The farm road up to the cottage
Wilma Wishart, Roy's girlfriend at the time, seated on the gate at the bottom of the drive up to the farm house, with Dirk, the dog. 1962. Photo: Roy Slack collection.
"The road up to the house came in at the bottom of the hill. As you can see by the photo, Cec picked up an old Post Office pillar box and it was our mail box. That's Wilma Wishart on the gate. I am not sure what breed that dog is, a border terrier? It was a strange breed, very bristly. Wilma's father was an interesting man. He used to paint the ends of the gables on houses in a special way, to make it look like it was knotted wood."
"I once stood at the bottom of the hill talking to a water engineer. Our water came up from the bottom of the hill and he was fixing a leak in the tap. I was fascinated about how he could do it without switching off the mains pressure."
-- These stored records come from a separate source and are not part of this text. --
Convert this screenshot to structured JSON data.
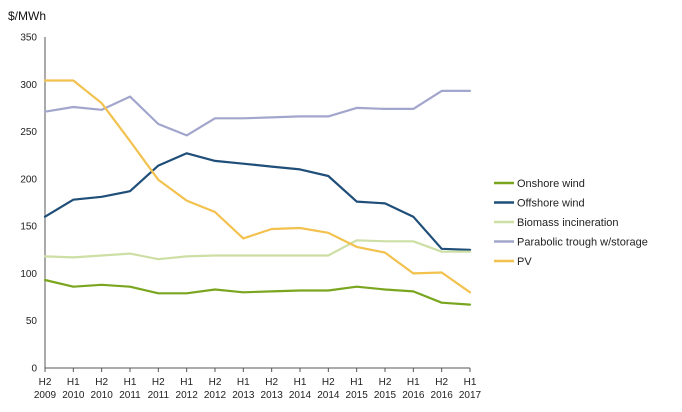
{
  "chart_data": {
    "type": "line",
    "title": "",
    "unit_label": "$/MWh",
    "xlabel": "",
    "ylabel": "",
    "ylim": [
      0,
      350
    ],
    "yticks": [
      0,
      50,
      100,
      150,
      200,
      250,
      300,
      350
    ],
    "grid": false,
    "legend_position": "right",
    "categories": [
      {
        "half": "H2",
        "year": "2009"
      },
      {
        "half": "H1",
        "year": "2010"
      },
      {
        "half": "H2",
        "year": "2010"
      },
      {
        "half": "H1",
        "year": "2011"
      },
      {
        "half": "H2",
        "year": "2011"
      },
      {
        "half": "H1",
        "year": "2012"
      },
      {
        "half": "H2",
        "year": "2012"
      },
      {
        "half": "H1",
        "year": "2013"
      },
      {
        "half": "H2",
        "year": "2013"
      },
      {
        "half": "H1",
        "year": "2014"
      },
      {
        "half": "H2",
        "year": "2014"
      },
      {
        "half": "H1",
        "year": "2015"
      },
      {
        "half": "H2",
        "year": "2015"
      },
      {
        "half": "H1",
        "year": "2016"
      },
      {
        "half": "H2",
        "year": "2016"
      },
      {
        "half": "H1",
        "year": "2017"
      }
    ],
    "series": [
      {
        "name": "Onshore wind",
        "color": "#7aa61f",
        "values": [
          93,
          86,
          88,
          86,
          79,
          79,
          83,
          80,
          81,
          82,
          82,
          86,
          83,
          81,
          69,
          67
        ]
      },
      {
        "name": "Offshore wind",
        "color": "#1f4e79",
        "values": [
          160,
          178,
          181,
          187,
          214,
          227,
          219,
          216,
          213,
          210,
          203,
          176,
          174,
          160,
          126,
          125
        ]
      },
      {
        "name": "Biomass incineration",
        "color": "#cddfa5",
        "values": [
          118,
          117,
          119,
          121,
          115,
          118,
          119,
          119,
          119,
          119,
          119,
          135,
          134,
          134,
          123,
          123
        ]
      },
      {
        "name": "Parabolic trough w/storage",
        "color": "#a3a6cc",
        "values": [
          271,
          276,
          273,
          287,
          258,
          246,
          264,
          264,
          265,
          266,
          266,
          275,
          274,
          274,
          293,
          293
        ]
      },
      {
        "name": "PV",
        "color": "#f2c14e",
        "values": [
          304,
          304,
          280,
          240,
          199,
          177,
          165,
          137,
          147,
          148,
          143,
          128,
          122,
          100,
          101,
          80
        ]
      }
    ]
  }
}
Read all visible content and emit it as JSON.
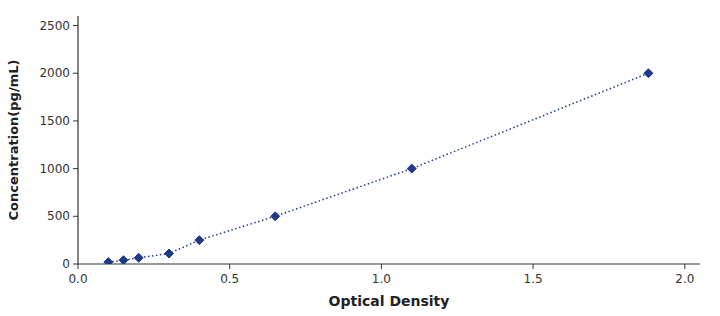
{
  "chart_data": {
    "type": "line",
    "x": [
      0.1,
      0.15,
      0.2,
      0.3,
      0.4,
      0.65,
      1.1,
      1.88
    ],
    "series": [
      {
        "values": [
          20,
          40,
          65,
          110,
          250,
          500,
          1000,
          2000
        ],
        "color": "#1f3a8a",
        "marker": "diamond",
        "line_style": "dotted"
      }
    ],
    "xlabel": "Optical Density",
    "ylabel": "Concentration(pg/mL)",
    "xlim": [
      0,
      2.05
    ],
    "ylim": [
      0,
      2600
    ],
    "xticks": [
      {
        "value": 0,
        "label": "0.0"
      },
      0.5,
      {
        "value": 1.0,
        "label": "1.0"
      },
      1.5,
      {
        "value": 2.0,
        "label": "2.0"
      }
    ],
    "yticks": [
      0,
      500,
      1000,
      1500,
      2000,
      2500
    ],
    "grid": false
  }
}
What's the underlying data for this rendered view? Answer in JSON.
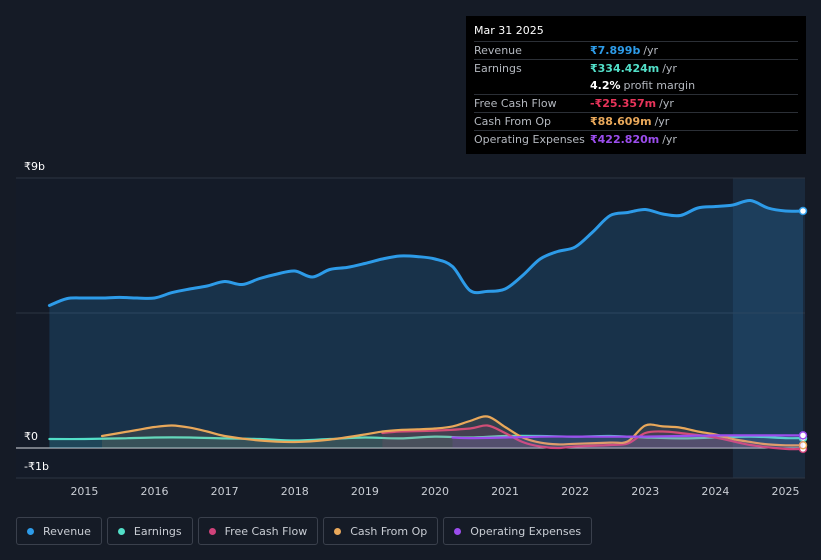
{
  "tooltip": {
    "date": "Mar 31 2025",
    "rows": [
      {
        "label": "Revenue",
        "value": "₹7.899b",
        "unit": "/yr",
        "color": "#2d9be8"
      },
      {
        "label": "Earnings",
        "value": "₹334.424m",
        "unit": "/yr",
        "color": "#52dfc8"
      },
      {
        "label": "",
        "value": "4.2%",
        "unit": "profit margin",
        "color": "#ffffff"
      },
      {
        "label": "Free Cash Flow",
        "value": "-₹25.357m",
        "unit": "/yr",
        "color": "#e8345a"
      },
      {
        "label": "Cash From Op",
        "value": "₹88.609m",
        "unit": "/yr",
        "color": "#e9a85a"
      },
      {
        "label": "Operating Expenses",
        "value": "₹422.820m",
        "unit": "/yr",
        "color": "#9b4ded"
      }
    ]
  },
  "legend": [
    {
      "label": "Revenue",
      "color": "#2d9be8"
    },
    {
      "label": "Earnings",
      "color": "#52dfc8"
    },
    {
      "label": "Free Cash Flow",
      "color": "#d0427a"
    },
    {
      "label": "Cash From Op",
      "color": "#e9a85a"
    },
    {
      "label": "Operating Expenses",
      "color": "#9b4ded"
    }
  ],
  "chart_data": {
    "type": "area",
    "ylim": [
      -1,
      9
    ],
    "y_tick_labels": [
      "₹9b",
      "₹0",
      "-₹1b"
    ],
    "y_tick_values": [
      9,
      0,
      -1
    ],
    "x_ticks": [
      2015,
      2016,
      2017,
      2018,
      2019,
      2020,
      2021,
      2022,
      2023,
      2024,
      2025
    ],
    "x_range": [
      2014.48,
      2025.25
    ],
    "forecast_start": 2024.25,
    "grid": true,
    "series": [
      {
        "name": "Revenue",
        "color": "#2d9be8",
        "fill": true,
        "x": [
          2014.5,
          2014.75,
          2015.0,
          2015.25,
          2015.5,
          2015.75,
          2016.0,
          2016.25,
          2016.5,
          2016.75,
          2017.0,
          2017.25,
          2017.5,
          2017.75,
          2018.0,
          2018.25,
          2018.5,
          2018.75,
          2019.0,
          2019.25,
          2019.5,
          2019.75,
          2020.0,
          2020.25,
          2020.5,
          2020.75,
          2021.0,
          2021.25,
          2021.5,
          2021.75,
          2022.0,
          2022.25,
          2022.5,
          2022.75,
          2023.0,
          2023.25,
          2023.5,
          2023.75,
          2024.0,
          2024.25,
          2024.5,
          2024.75,
          2025.0,
          2025.25
        ],
        "values": [
          4.75,
          4.98,
          5.0,
          5.0,
          5.02,
          5.0,
          5.0,
          5.18,
          5.3,
          5.4,
          5.55,
          5.45,
          5.65,
          5.8,
          5.9,
          5.7,
          5.95,
          6.02,
          6.15,
          6.3,
          6.4,
          6.38,
          6.3,
          6.05,
          5.25,
          5.22,
          5.3,
          5.75,
          6.3,
          6.55,
          6.7,
          7.2,
          7.75,
          7.85,
          7.95,
          7.8,
          7.75,
          8.0,
          8.05,
          8.1,
          8.25,
          8.0,
          7.9,
          7.9
        ]
      },
      {
        "name": "Earnings",
        "color": "#52dfc8",
        "fill": true,
        "x": [
          2014.5,
          2015.0,
          2015.5,
          2016.0,
          2016.5,
          2017.0,
          2017.5,
          2018.0,
          2018.5,
          2019.0,
          2019.5,
          2020.0,
          2020.5,
          2021.0,
          2021.5,
          2022.0,
          2022.5,
          2023.0,
          2023.5,
          2024.0,
          2024.5,
          2025.0,
          2025.25
        ],
        "values": [
          0.3,
          0.3,
          0.32,
          0.35,
          0.35,
          0.32,
          0.3,
          0.25,
          0.3,
          0.35,
          0.32,
          0.38,
          0.35,
          0.4,
          0.4,
          0.38,
          0.4,
          0.35,
          0.32,
          0.35,
          0.38,
          0.33,
          0.33
        ]
      },
      {
        "name": "Free Cash Flow",
        "color": "#d0427a",
        "fill": true,
        "x": [
          2019.25,
          2019.5,
          2020.0,
          2020.5,
          2020.75,
          2021.0,
          2021.25,
          2021.5,
          2021.75,
          2022.0,
          2022.5,
          2022.75,
          2023.0,
          2023.25,
          2023.5,
          2024.0,
          2024.5,
          2025.0,
          2025.25
        ],
        "values": [
          0.5,
          0.55,
          0.58,
          0.65,
          0.75,
          0.5,
          0.2,
          0.05,
          0.0,
          0.05,
          0.1,
          0.15,
          0.5,
          0.55,
          0.5,
          0.35,
          0.1,
          -0.03,
          -0.03
        ]
      },
      {
        "name": "Cash From Op",
        "color": "#e9a85a",
        "fill": true,
        "x": [
          2015.25,
          2015.5,
          2015.75,
          2016.0,
          2016.25,
          2016.5,
          2016.75,
          2017.0,
          2017.5,
          2018.0,
          2018.5,
          2019.0,
          2019.25,
          2019.5,
          2019.75,
          2020.0,
          2020.25,
          2020.5,
          2020.75,
          2021.0,
          2021.25,
          2021.5,
          2021.75,
          2022.0,
          2022.5,
          2022.75,
          2023.0,
          2023.25,
          2023.5,
          2023.75,
          2024.0,
          2024.25,
          2024.5,
          2024.75,
          2025.0,
          2025.25
        ],
        "values": [
          0.4,
          0.5,
          0.6,
          0.7,
          0.75,
          0.68,
          0.55,
          0.4,
          0.25,
          0.2,
          0.28,
          0.45,
          0.55,
          0.6,
          0.62,
          0.65,
          0.72,
          0.9,
          1.05,
          0.7,
          0.35,
          0.18,
          0.12,
          0.14,
          0.18,
          0.22,
          0.75,
          0.72,
          0.68,
          0.55,
          0.45,
          0.3,
          0.2,
          0.12,
          0.09,
          0.09
        ]
      },
      {
        "name": "Operating Expenses",
        "color": "#9b4ded",
        "fill": true,
        "x": [
          2020.25,
          2020.5,
          2021.0,
          2021.5,
          2022.0,
          2022.5,
          2023.0,
          2023.5,
          2024.0,
          2024.5,
          2025.0,
          2025.25
        ],
        "values": [
          0.35,
          0.33,
          0.35,
          0.38,
          0.38,
          0.38,
          0.38,
          0.4,
          0.42,
          0.42,
          0.42,
          0.42
        ]
      }
    ]
  }
}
"I had a bicycle, a Raleigh with three gears with a dynamo to power the light. I used to take my bicycle down the bottom of the hill and cycle to the bus stop which is about where the intersection is now at the bottom of the hill [Westchester Drive/Middleton Road intersection]. I would then catch the bus into Johnsonville and store my bike in a shed at the north end of the railway station. I remember the shed because I remember Cec pulling some superphosphate bags out of there. I wasn’t involved in the community, as I was busy with study and part time work. I had a nodding acquaintance with the local community on the bus and a girl grazed her horses on the farm."
An interlude
"I stayed in the house for the best part of a year. Near the end of the University year I caught chicken pox and a friend offered me a place in their flat closer to town to convalesce to save my energy and reduce travel time getting up early and cycling to catch the train. The flat was in Kelburn, near the cable car and handy to University. I wasn’t well enough to come back to the house for some time, but I did return at a later time and lived there on my own."
"I finished my two degrees after eight years. I had watched people going ahead of me in work and I thought my degrees would help step me up into a good role in the Forest Service, but the Forest Service said it didn’t work like that and I would have to start at the bottom. As a result I took the first decent job advertised in the public sector and began work in the Education Department. This was the beginning of ‘careering’ through the public service, where I was bonded to work for three years on obtaining my degree."
"After I left Cec Mason's farm, I had saved enough money to buy a Ford Anglia from my parents."
A Pauatahanui connection with Glenside
"I now live at Pauatahanui and own two houses adjacent to each other. One of the houses I own there is the site office from the Glenside Railway Camp, and was probably moved there by Edward Goodban, who owned the Pauatahanui land from 1931 to 1964. The land on which the site office was relocated to, is where the Pauatahanui Police house and Station once stood and was formerly part of the Boulton farm."
"The other house, the one Judy and I live in, was relocated from Trafalgar Street in the Hutt. I know this as I had to produce house plans showing the structure of the building before it could be moved from the relocation site to Pauatahanui, so Judy went to the Hutt County Council and obtained a copy of the original architectural drawings. On two occasions people have called by saying they know the house and recognized it from the Hutt – one was my cousin who once lived opposite it and used to visit a friend who lived in it!"
Return to the farm house in Glenside
"After I left Glenside, I didn't return until you invited me back in 2000 and I have been back a few times since then. It's been interesting and has brought back memories. I wasn't lonely living there as a young man on my own. It wasn't challenging and it was a great place to live."